We know that myriad factors threaten human rights—political and economic oppression, war and environmental degradation; censorship, gender inequality, ethnic, cultural, linguistic and religious prejudice.
We know less about how communities are resisting these threats. There is tremendous progress to celebrate and share: successful efforts to reverse biodiversity loss, transform cultural relations, and build respect for expression in all its forms.
We need information about these ‘success stories’ to address threats to freedom globally. More importantly though, we need motivation to galvanize a global movement for human rights over the next 75 years. Here’s where storytellers make the difference: they don’t just share knowledge; they create, in real time, a story of people and places changed. It’s electrifying! A skilled storyteller transforms space and engages all the senses to change the way we think, feel and act. This is the type of communication we need to energize the human rights vision established in 1948.
It’s a fitting tribute to Eleanor Roosevelt’s memory. For two years, I was ‘her neighbour,’ residing next to her former home on the Upper East Side of Manhattan. Every time I walked past her door, I thought of the safer and freer world she helped to create, and how I can help to do the same – with courage, with joy, and while appreciating beauty.

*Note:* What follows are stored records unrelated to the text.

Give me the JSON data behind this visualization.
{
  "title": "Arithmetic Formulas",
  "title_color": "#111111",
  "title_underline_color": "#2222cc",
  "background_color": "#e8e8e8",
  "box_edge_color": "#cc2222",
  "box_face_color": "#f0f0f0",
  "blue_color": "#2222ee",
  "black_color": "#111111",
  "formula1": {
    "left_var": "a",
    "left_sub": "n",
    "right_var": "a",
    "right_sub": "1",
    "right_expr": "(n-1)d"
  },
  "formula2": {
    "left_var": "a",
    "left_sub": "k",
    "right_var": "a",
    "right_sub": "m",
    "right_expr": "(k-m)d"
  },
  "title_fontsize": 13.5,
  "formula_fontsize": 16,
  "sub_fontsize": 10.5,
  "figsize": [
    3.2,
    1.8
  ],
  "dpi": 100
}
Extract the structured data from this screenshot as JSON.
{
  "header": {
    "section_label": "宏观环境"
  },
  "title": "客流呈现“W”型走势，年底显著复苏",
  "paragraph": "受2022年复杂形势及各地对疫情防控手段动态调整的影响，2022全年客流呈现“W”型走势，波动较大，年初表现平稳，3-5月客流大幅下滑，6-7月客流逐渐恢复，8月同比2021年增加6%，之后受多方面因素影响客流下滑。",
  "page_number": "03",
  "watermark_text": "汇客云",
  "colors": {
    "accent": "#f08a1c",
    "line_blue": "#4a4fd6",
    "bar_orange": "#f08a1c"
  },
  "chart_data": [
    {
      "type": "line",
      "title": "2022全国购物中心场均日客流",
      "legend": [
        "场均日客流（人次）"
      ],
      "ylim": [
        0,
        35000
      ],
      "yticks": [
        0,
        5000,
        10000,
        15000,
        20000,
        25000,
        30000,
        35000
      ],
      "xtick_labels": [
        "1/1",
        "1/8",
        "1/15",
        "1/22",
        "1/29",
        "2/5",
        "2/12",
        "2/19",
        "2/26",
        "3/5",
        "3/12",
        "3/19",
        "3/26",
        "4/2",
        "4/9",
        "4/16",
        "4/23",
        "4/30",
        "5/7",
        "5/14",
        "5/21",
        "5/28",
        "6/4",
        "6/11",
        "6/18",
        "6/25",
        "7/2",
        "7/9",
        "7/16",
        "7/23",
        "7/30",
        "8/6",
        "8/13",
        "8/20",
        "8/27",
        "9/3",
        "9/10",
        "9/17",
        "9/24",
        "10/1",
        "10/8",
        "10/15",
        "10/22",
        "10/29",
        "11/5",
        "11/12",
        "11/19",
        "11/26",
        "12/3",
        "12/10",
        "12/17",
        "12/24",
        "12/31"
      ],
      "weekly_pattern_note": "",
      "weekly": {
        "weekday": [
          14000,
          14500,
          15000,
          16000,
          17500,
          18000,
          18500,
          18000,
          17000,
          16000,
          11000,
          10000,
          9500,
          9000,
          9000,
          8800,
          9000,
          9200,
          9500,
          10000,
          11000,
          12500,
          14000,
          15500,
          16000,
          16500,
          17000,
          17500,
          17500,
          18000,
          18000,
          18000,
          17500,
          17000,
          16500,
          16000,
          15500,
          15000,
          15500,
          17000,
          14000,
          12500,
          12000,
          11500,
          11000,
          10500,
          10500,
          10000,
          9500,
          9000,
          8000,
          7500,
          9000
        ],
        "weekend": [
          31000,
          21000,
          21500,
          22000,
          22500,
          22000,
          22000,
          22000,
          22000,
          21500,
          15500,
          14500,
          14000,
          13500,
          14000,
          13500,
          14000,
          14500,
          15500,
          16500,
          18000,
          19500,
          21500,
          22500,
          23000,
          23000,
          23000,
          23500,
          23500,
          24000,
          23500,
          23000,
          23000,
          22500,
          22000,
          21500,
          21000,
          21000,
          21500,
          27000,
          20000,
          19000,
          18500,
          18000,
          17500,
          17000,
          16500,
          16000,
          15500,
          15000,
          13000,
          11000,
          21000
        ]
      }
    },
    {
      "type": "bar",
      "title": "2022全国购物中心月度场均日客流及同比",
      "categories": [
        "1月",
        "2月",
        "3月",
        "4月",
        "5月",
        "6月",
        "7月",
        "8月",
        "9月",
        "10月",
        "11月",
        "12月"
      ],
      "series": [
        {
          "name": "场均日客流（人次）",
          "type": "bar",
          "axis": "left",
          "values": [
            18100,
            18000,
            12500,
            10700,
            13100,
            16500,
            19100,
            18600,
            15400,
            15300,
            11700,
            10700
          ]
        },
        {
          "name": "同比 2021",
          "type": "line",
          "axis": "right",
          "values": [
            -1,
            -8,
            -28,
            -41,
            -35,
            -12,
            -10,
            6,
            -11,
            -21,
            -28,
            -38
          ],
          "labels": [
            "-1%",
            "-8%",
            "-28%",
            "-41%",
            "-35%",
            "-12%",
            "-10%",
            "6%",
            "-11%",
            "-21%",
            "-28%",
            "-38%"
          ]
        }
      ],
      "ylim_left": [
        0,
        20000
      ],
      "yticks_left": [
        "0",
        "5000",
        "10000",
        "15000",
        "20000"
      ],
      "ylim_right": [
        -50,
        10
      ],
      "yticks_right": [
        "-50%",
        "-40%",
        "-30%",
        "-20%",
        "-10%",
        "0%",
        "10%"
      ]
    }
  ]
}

Eleanor was clear that courage helps our efforts for a better world, that hope increases our success, and that appreciation of beauty is part of a life well-lived. Even as we recognize the immense troubles in the world, we must “light a candle, instead of cursing the darkness.”
I thought about what this meant for my work at the UN, and decided to build a case for investment in peace and human rights by highlighting proven solutions to poverty and conflict – not only discussing the scale and impact of those challenges. And so I used data collection and analysis techniques to identify success – things to celebrate, rather than lament. Lights in the darkness.
A passionate supporter of artists, Eleanor Roosevelt regarded art as critical for progress on human rights. Our human rights-focused Scottish International Storytelling Festival is, I hope, a fitting tribute to her legacy.